Just when the powers that be announced we were about to move into a green new future, some bureaucrats came along and poured more cement onto the problem.

It’s a simple equation — the highway gets wider, and living space for humans and wildlife gets smaller.

Like some of you who will admit it, I rode on a non-polluting monorail at Disneyland back in 1958! Monorails were supposed to be the future and I have never received a reasonable response as to why such an efficient, quiet, clean mode of transportation does not now run directly down I-5 and El Camino Real from San Diego to Eureka.

Could it be that the ghost of those entities who bought and buried the largest mass transit system in the world, the Pacific Electric Railway (naughty, naughty Standard Oil and Firestone Tires) are still at work to keep us hooked on fossil fuels.

Not that I am anti-transportation or automobiles. I love those big, loud, art deco masterpieces whose peak occurred in the early ’60s when a Cadillac’s wingspan could block traffic for miles.

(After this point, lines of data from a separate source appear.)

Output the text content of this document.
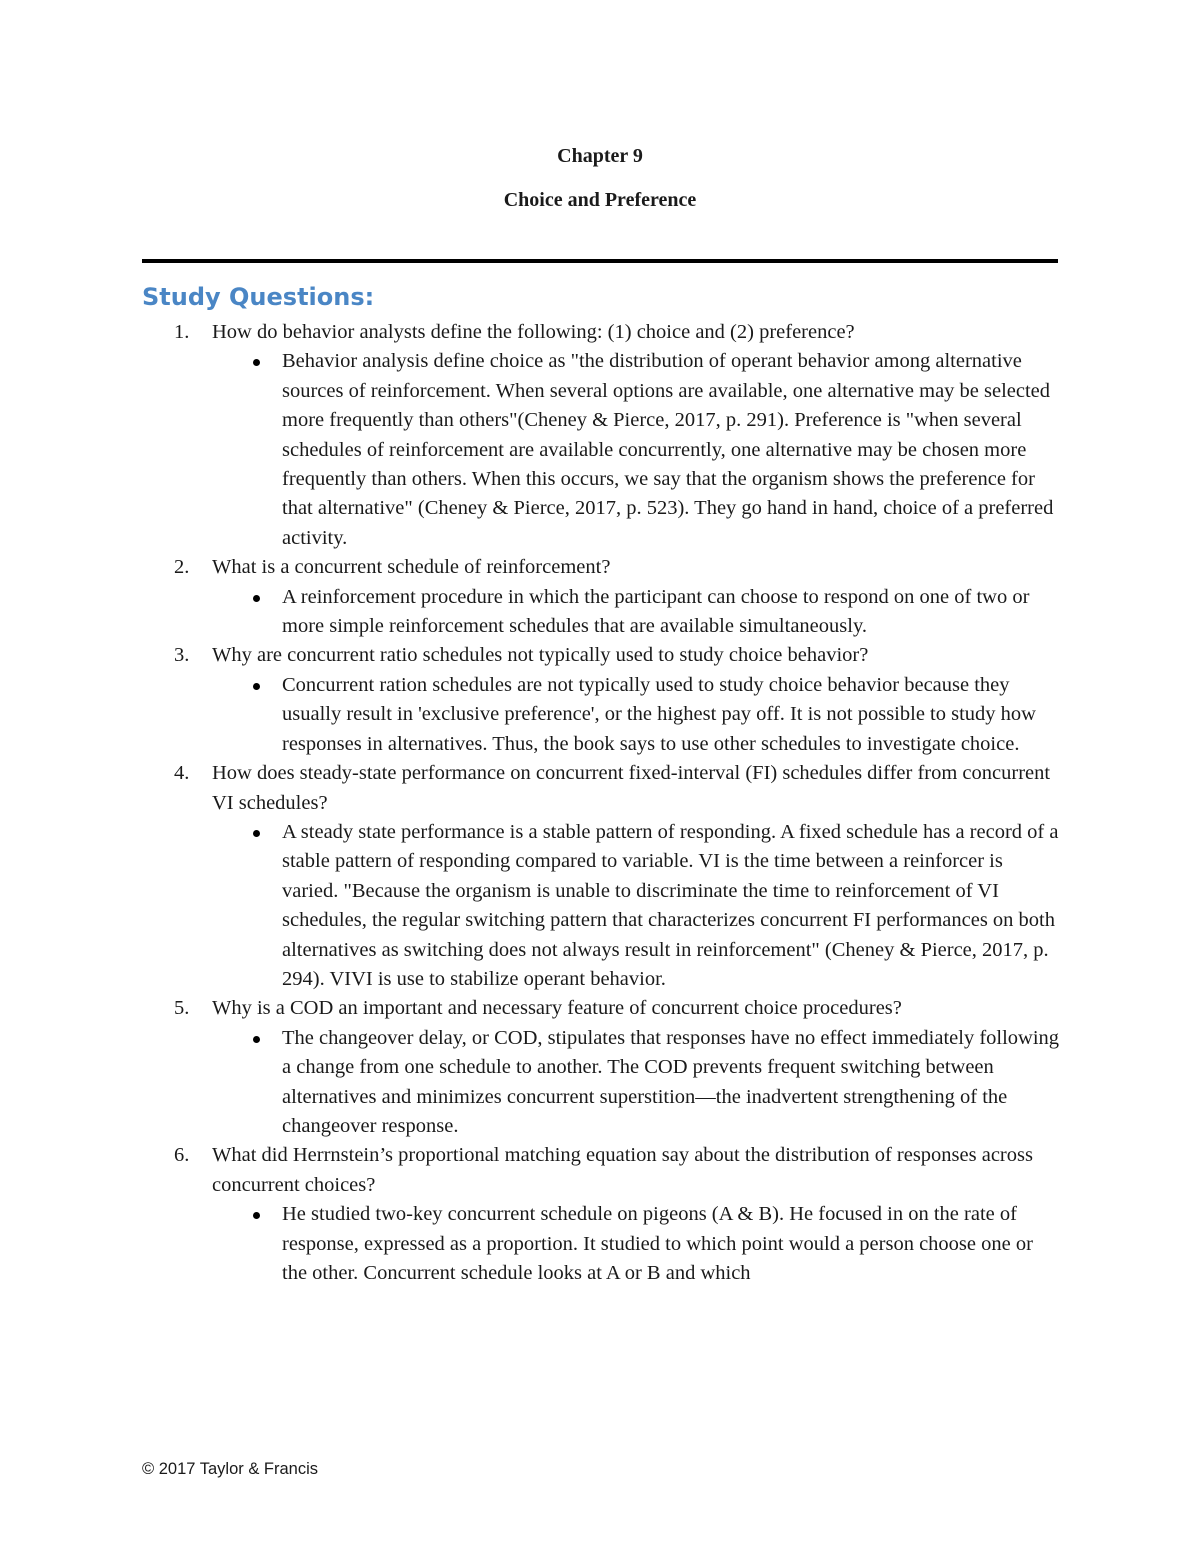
Chapter 9
Choice and Preference
Study Questions:
1. How do behavior analysts define the following: (1) choice and (2) preference?
Behavior analysis define choice as "the distribution of operant behavior among alternative sources of reinforcement. When several options are available, one alternative may be selected more frequently than others"(Cheney & Pierce, 2017, p. 291). Preference is "when several schedules of reinforcement are available concurrently, one alternative may be chosen more frequently than others. When this occurs, we say that the organism shows the preference for that alternative" (Cheney & Pierce, 2017, p. 523). They go hand in hand, choice of a preferred activity.
2. What is a concurrent schedule of reinforcement?
A reinforcement procedure in which the participant can choose to respond on one of two or more simple reinforcement schedules that are available simultaneously.
3. Why are concurrent ratio schedules not typically used to study choice behavior?
Concurrent ration schedules are not typically used to study choice behavior because they usually result in 'exclusive preference', or the highest pay off. It is not possible to study how responses in alternatives. Thus, the book says to use other schedules to investigate choice.
4. How does steady-state performance on concurrent fixed-interval (FI) schedules differ from concurrent VI schedules?
A steady state performance is a stable pattern of responding. A fixed schedule has a record of a stable pattern of responding compared to variable. VI is the time between a reinforcer is varied. "Because the organism is unable to discriminate the time to reinforcement of VI schedules, the regular switching pattern that characterizes concurrent FI performances on both alternatives as switching does not always result in reinforcement" (Cheney & Pierce, 2017, p. 294). VIVI is use to stabilize operant behavior.
5. Why is a COD an important and necessary feature of concurrent choice procedures?
The changeover delay, or COD, stipulates that responses have no effect immediately following a change from one schedule to another. The COD prevents frequent switching between alternatives and minimizes concurrent superstition—the inadvertent strengthening of the changeover response.
6. What did Herrnstein’s proportional matching equation say about the distribution of responses across concurrent choices?
He studied two-key concurrent schedule on pigeons (A & B). He focused in on the rate of response, expressed as a proportion. It studied to which point would a person choose one or the other. Concurrent schedule looks at A or B and which
© 2017 Taylor & Francis
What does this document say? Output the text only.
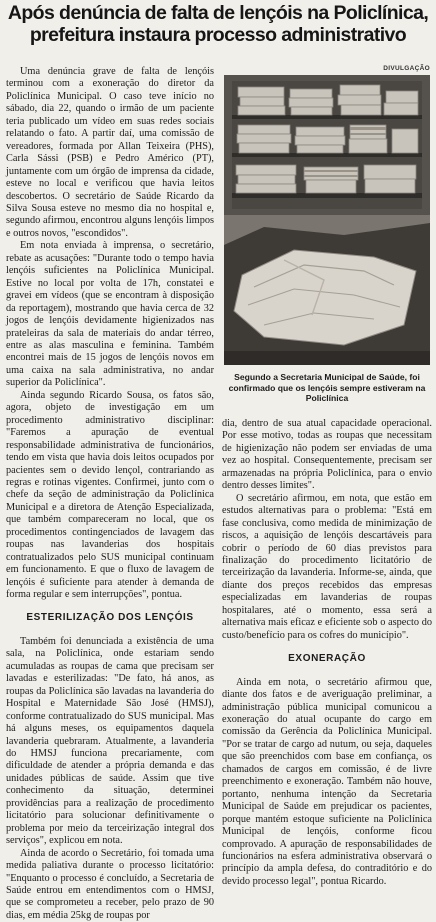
Após denúncia de falta de lençóis na Policlínica,
prefeitura instaura processo administrativo

Uma denúncia grave de falta de lençóis terminou com a exoneração do diretor da Policlínica Municipal. O caso teve início no sábado, dia 22, quando o irmão de um paciente teria publicado um vídeo em suas redes sociais relatando o fato. A partir daí, uma comissão de vereadores, formada por Allan Teixeira (PHS), Carla Sássi (PSB) e Pedro Américo (PT), juntamente com um órgão de imprensa da cidade, esteve no local e verificou que havia leitos descobertos. O secretário de Saúde Ricardo da Silva Sousa esteve no mesmo dia no hospital e, segundo afirmou, encontrou alguns lençóis limpos e outros novos, "escondidos".

Em nota enviada à imprensa, o secretário, rebate as acusações: "Durante todo o tempo havia lençóis suficientes na Policlínica Municipal. Estive no local por volta de 17h, constatei e gravei em vídeos (que se encontram à disposição da reportagem), mostrando que havia cerca de 32 jogos de lençóis devidamente higienizados nas prateleiras da sala de materiais do andar térreo, entre as alas masculina e feminina. Também encontrei mais de 15 jogos de lençóis novos em uma caixa na sala administrativa, no andar superior da Policlínica".

Ainda segundo Ricardo Sousa, os fatos são, agora, objeto de investigação em um procedimento administrativo disciplinar: "Faremos a apuração de eventual responsabilidade administrativa de funcionários, tendo em vista que havia dois leitos ocupados por pacientes sem o devido lençol, contrariando as regras e rotinas vigentes. Confirmei, junto com o chefe da seção de administração da Policlínica Municipal e a diretora de Atenção Especializada, que também compareceram no local, que os procedimentos contingenciados de lavagem das roupas nas lavanderias dos hospitais contratualizados pelo SUS municipal continuam em funcionamento. E que o fluxo de lavagem de lençóis é suficiente para atender à demanda de forma regular e sem interrupções", pontua.

ESTERILIZAÇÃO DOS LENÇÓIS

Também foi denunciada a existência de uma sala, na Policlínica, onde estariam sendo acumuladas as roupas de cama que precisam ser lavadas e esterilizadas: "De fato, há anos, as roupas da Policlínica são lavadas na lavanderia do Hospital e Maternidade São José (HMSJ), conforme contratualizado do SUS municipal. Mas há alguns meses, os equipamentos daquela lavanderia quebraram. Atualmente, a lavanderia do HMSJ funciona precariamente, com dificuldade de atender a própria demanda e das unidades públicas de saúde. Assim que tive conhecimento da situação, determinei providências para a realização de procedimento licitatório para solucionar definitivamente o problema por meio da terceirização integral dos serviços", explicou em nota.

Ainda de acordo o Secretário, foi tomada uma medida paliativa durante o processo licitatório: "Enquanto o processo é concluído, a Secretaria de Saúde entrou em entendimentos com o HMSJ, que se comprometeu a receber, pelo prazo de 90 dias, em média 25kg de roupas por

DIVULGAÇÃO
Segundo a Secretaria Municipal de Saúde, foi confirmado que os lençóis sempre estiveram na Policlínica

dia, dentro de sua atual capacidade operacional. Por esse motivo, todas as roupas que necessitam de higienização não podem ser enviadas de uma vez ao hospital. Consequentemente, precisam ser armazenadas na própria Policlínica, para o envio dentro desses limites".

O secretário afirmou, em nota, que estão em estudos alternativas para o problema: "Está em fase conclusiva, como medida de minimização de riscos, a aquisição de lençóis descartáveis para cobrir o período de 60 dias previstos para finalização do procedimento licitatório de terceirização da lavanderia. Informe-se, ainda, que diante dos preços recebidos das empresas especializadas em lavanderias de roupas hospitalares, até o momento, essa será a alternativa mais eficaz e eficiente sob o aspecto do custo/benefício para os cofres do município".

EXONERAÇÃO

Ainda em nota, o secretário afirmou que, diante dos fatos e de averiguação preliminar, a administração pública municipal comunicou a exoneração do atual ocupante do cargo em comissão da Gerência da Policlínica Municipal. "Por se tratar de cargo ad nutum, ou seja, daqueles que são preenchidos com base em confiança, os chamados de cargos em comissão, é de livre preenchimento e exoneração. Também não houve, portanto, nenhuma intenção da Secretaria Municipal de Saúde em prejudicar os pacientes, porque mantém estoque suficiente na Policlínica Municipal de lençóis, conforme ficou comprovado. A apuração de responsabilidades de funcionários na esfera administrativa observará o princípio da ampla defesa, do contraditório e do devido processo legal", pontua Ricardo.
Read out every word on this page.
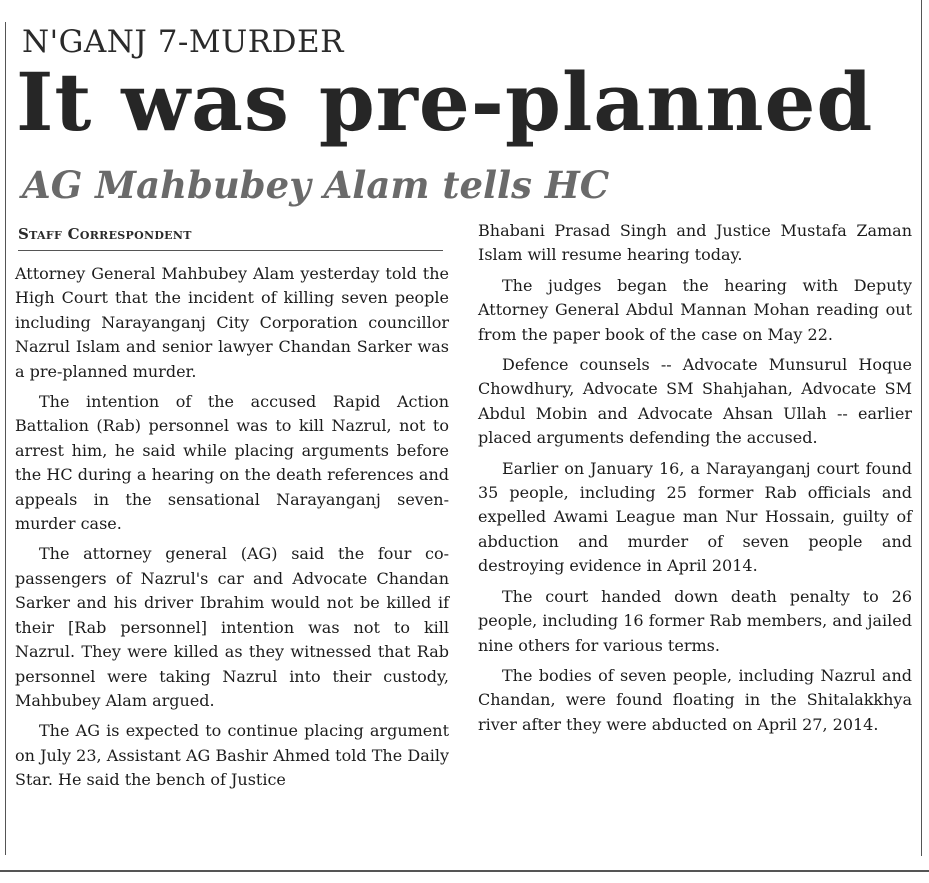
N'GANJ 7-MURDER
It was pre-planned
AG Mahbubey Alam tells HC
Staff Correspondent

Attorney General Mahbubey Alam yesterday told the High Court that the incident of killing seven people including Narayanganj City Corporation councillor Nazrul Islam and senior lawyer Chandan Sarker was a pre-planned murder.

The intention of the accused Rapid Action Battalion (Rab) personnel was to kill Nazrul, not to arrest him, he said while placing arguments before the HC during a hearing on the death references and appeals in the sensational Narayanganj seven-murder case.

The attorney general (AG) said the four co-passengers of Nazrul's car and Advocate Chandan Sarker and his driver Ibrahim would not be killed if their [Rab personnel] intention was not to kill Nazrul. They were killed as they witnessed that Rab personnel were taking Nazrul into their custody, Mahbubey Alam argued.

The AG is expected to continue placing argument on July 23, Assistant AG Bashir Ahmed told The Daily Star. He said the bench of Justice

Bhabani Prasad Singh and Justice Mustafa Zaman Islam will resume hearing today.

The judges began the hearing with Deputy Attorney General Abdul Mannan Mohan reading out from the paper book of the case on May 22.

Defence counsels -- Advocate Munsurul Hoque Chowdhury, Advocate SM Shahjahan, Advocate SM Abdul Mobin and Advocate Ahsan Ullah -- earlier placed arguments defending the accused.

Earlier on January 16, a Narayanganj court found 35 people, including 25 former Rab officials and expelled Awami League man Nur Hossain, guilty of abduction and murder of seven people and destroying evidence in April 2014.

The court handed down death penalty to 26 people, including 16 former Rab members, and jailed nine others for various terms.

The bodies of seven people, including Nazrul and Chandan, were found floating in the Shitalakkhya river after they were abducted on April 27, 2014.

The new cars are more practical, less stylish, and, for the most part, boring, and while they reduce carbon, they require cement or asphalt to go anywhere.

And, I hate to break it to you, but your Prius, for all the good it may do, will never be a classic.

Sorry, I think I just took a long left turn from the main point of this article. Okay, I’m back and will now tie this story into its title.

It’s been over a year since El Camino Real went silent and the only sounds to be heard from my house, which is a few hundred yards away, were those of songbirds and crickets who had moved back into the neighborhood.

The beaches were no different with more seabirds on the beach than even the oldest of old-timers could ever remember. The golf course next door became a luxury condominium inhabited by bullfrogs, turtles and egrets that reclaimed the land they had once dominated.

Driving to downtown San Diego on Sunday had not been this enjoyable since the early ’70s “gas crisis” kept the majority of the population at home on the Lord’s Day.

Of course I am glad that we are making progress against the dreaded C-19 and that small businesses are again open. Like most of you, I am no fan of particle masks or distancing from loved ones.

Still, wouldn’t it be nice if all our communal suffering were good for something?

If we took a day or two off from driving and running back and forth and gave nature a break and returned a percentage of what we have stolen over the past few centuries?

Why not give it a try? We have nothing to lose but the dull hum spewing from our mighty mind machines.